No. Virginia VCDPA has NO private right of action. The resident's only recourse is to file a complaint with the Virginia AG. The AG can bring enforcement actions but individuals cannot sue directly.
Yes, because privacy violations allow lawsuits (wrong) — private rights of action in state privacy law are rare. California CCPA for data breaches and Illinois BIPA are the main exceptions.
A Colorado AG discovers a company violated CPA in January 2025. The AG wants to bring an enforcement action. Must the AG give the company a cure period?
No. Colorado's 60-day cure period sunsetted on January 1, 2025. The Colorado AG can now pursue direct enforcement without providing a cure opportunity.
Yes, the AG must give 60 days to cure (wrong) — the Colorado cure period expired. Only Virginia's permanent 30-day cure period is still in effect.
A company with $30M in annual revenue and 50,000 California customer records asks whether CCPA/CPRA applies.
Yes. The company exceeds the $25M annual revenue threshold (the first applicability criterion). Only ONE of the three thresholds needs to be met. The 100K consumer volume threshold (criterion 2) and 50% data sale revenue threshold (criterion 3) are not relevant because threshold 1 is already satisfied.
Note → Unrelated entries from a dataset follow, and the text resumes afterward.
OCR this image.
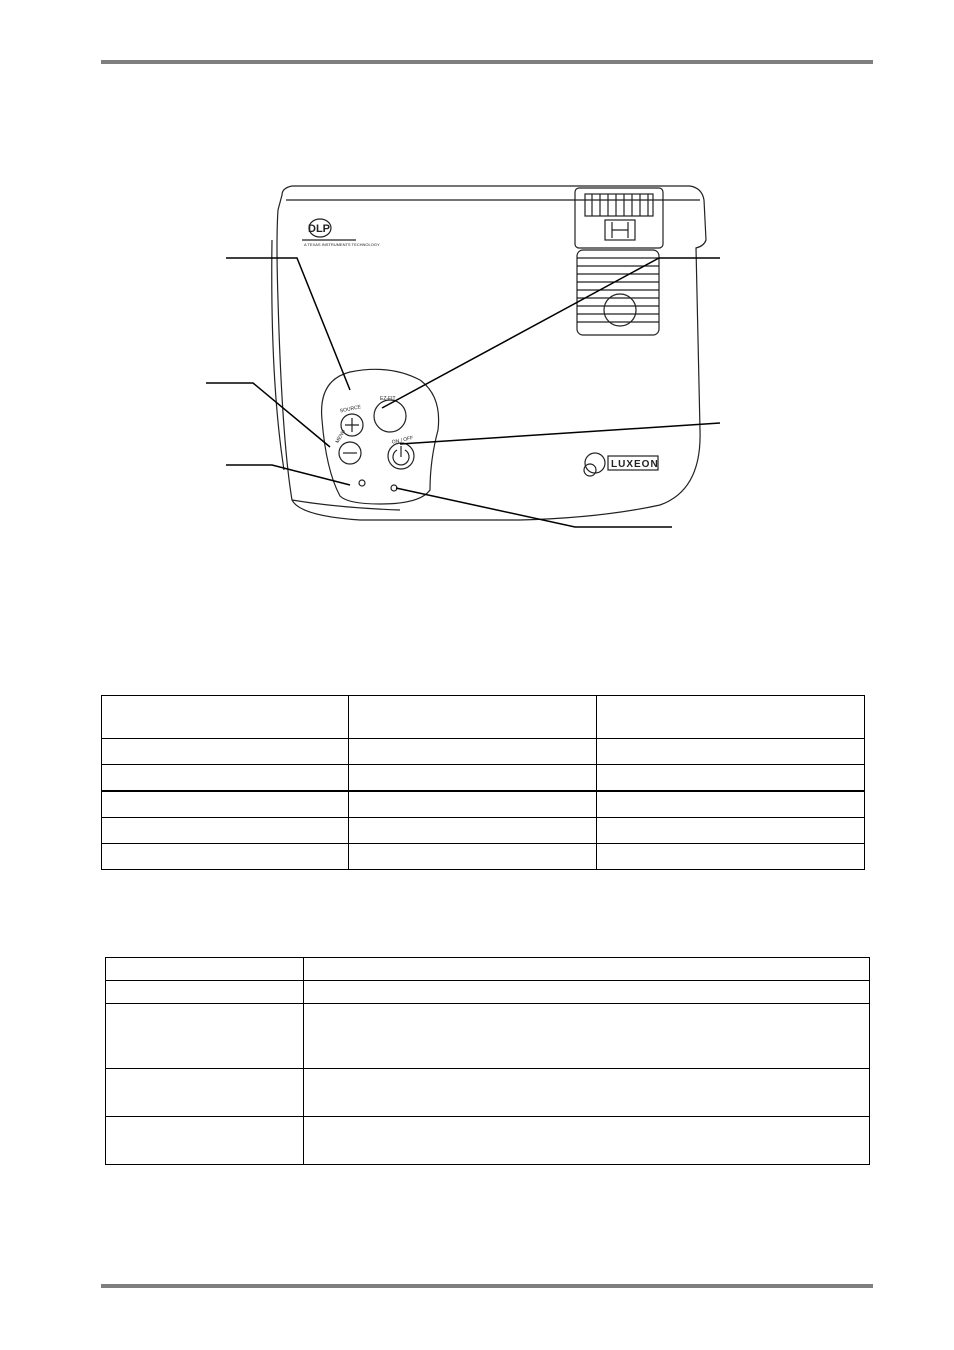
DLP
A TEXAS INSTRUMENTS TECHNOLOGY
LUXEON
SOURCE
MENU
EZ-FIT
ON / OFF
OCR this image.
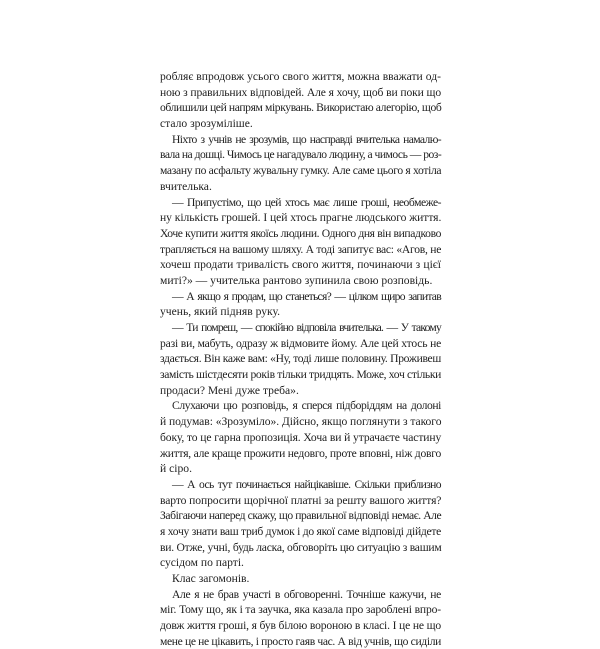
робляє впродовж усього свого життя, можна вважати од-
ною з правильних відповідей. Але я хочу, щоб ви поки що
облишили цей напрям міркувань. Використаю алегорію, щоб
стало зрозуміліше.
Ніхто з учнів не зрозумів, що насправді вчителька намалю-
вала на дошці. Чимось це нагадувало людину, а чимось — роз-
мазану по асфальту жувальну гумку. Але саме цього я хотіла
вчителька.
— Припустімо, що цей хтось має лише гроші, необмеже-
ну кількість грошей. І цей хтось прагне людського життя.
Хоче купити життя якоїсь людини. Одного дня він випадково
трапляється на вашому шляху. А тоді запитує вас: «Агов, не
хочеш продати тривалість свого життя, починаючи з цієї
миті?» — учителька рантово зупинила свою розповідь.
— А якщо я продам, що станеться? — цілком щиро запитав
учень, який підняв руку.
— Ти помреш, — спокійно відповіла вчителька. — У такому
разі ви, мабуть, одразу ж відмовите йому. Але цей хтось не
здається. Він каже вам: «Ну, тоді лише половину. Проживеш
замість шістдесяти років тільки тридцять. Може, хоч стільки
продаси? Мені дуже треба».
Слухаючи цю розповідь, я сперся підборіддям на долоні
й подумав: «Зрозуміло». Дійсно, якщо поглянути з такого
боку, то це гарна пропозиція. Хоча ви й утрачаєте частину
життя, але краще прожити недовго, проте вповні, ніж довго
й сіро.
— А ось тут починається найцікавіше. Скільки приблизно
варто попросити щорічної платні за решту вашого життя?
Забігаючи наперед скажу, що правильної відповіді немає. Але
я хочу знати ваш триб думок і до якої саме відповіді дійдете
ви. Отже, учні, будь ласка, обговоріть цю ситуацію з вашим
сусідом по парті.
Клас загомонів.
Але я не брав участі в обговоренні. Точніше кажучи, не
міг. Тому що, як і та заучка, яка казала про зароблені впро-
довж життя гроші, я був білою вороною в класі. І це не що
мене це не цікавить, і просто гаяв час. А від учнів, що сиділи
No, because the company has fewer than 100,000 consumers (wrong) — the three CCPA/CPRA criteria are connected with OR logic. Meeting ANY ONE triggers applicability.
A small startup runs a consumer health app tracking menstrual cycles for Washington state users. What law most specifically covers their data practices beyond HIPAA?
Washington My Health My Data Act. It covers consumer health data NOT covered by HIPAA, including reproductive and menstrual health data. It includes both AG enforcement and a private right of action.
HIPAA (wrong) — the app developer is not a covered entity or business associate. HIPAA does not apply to consumer health apps that operate outside the healthcare provider ecosystem.
A national retailer with $500M in revenue wants to know if Florida's Digital Bill of Rights applies to its data practices.
No. Florida FDBR applies only to controllers with annual global revenues exceeding $1 billion. The retailer at $500M does not meet the threshold.
Yes, because the company is processing Florida consumer data (wrong) — FDBR has an extremely high revenue threshold that excludes most businesses.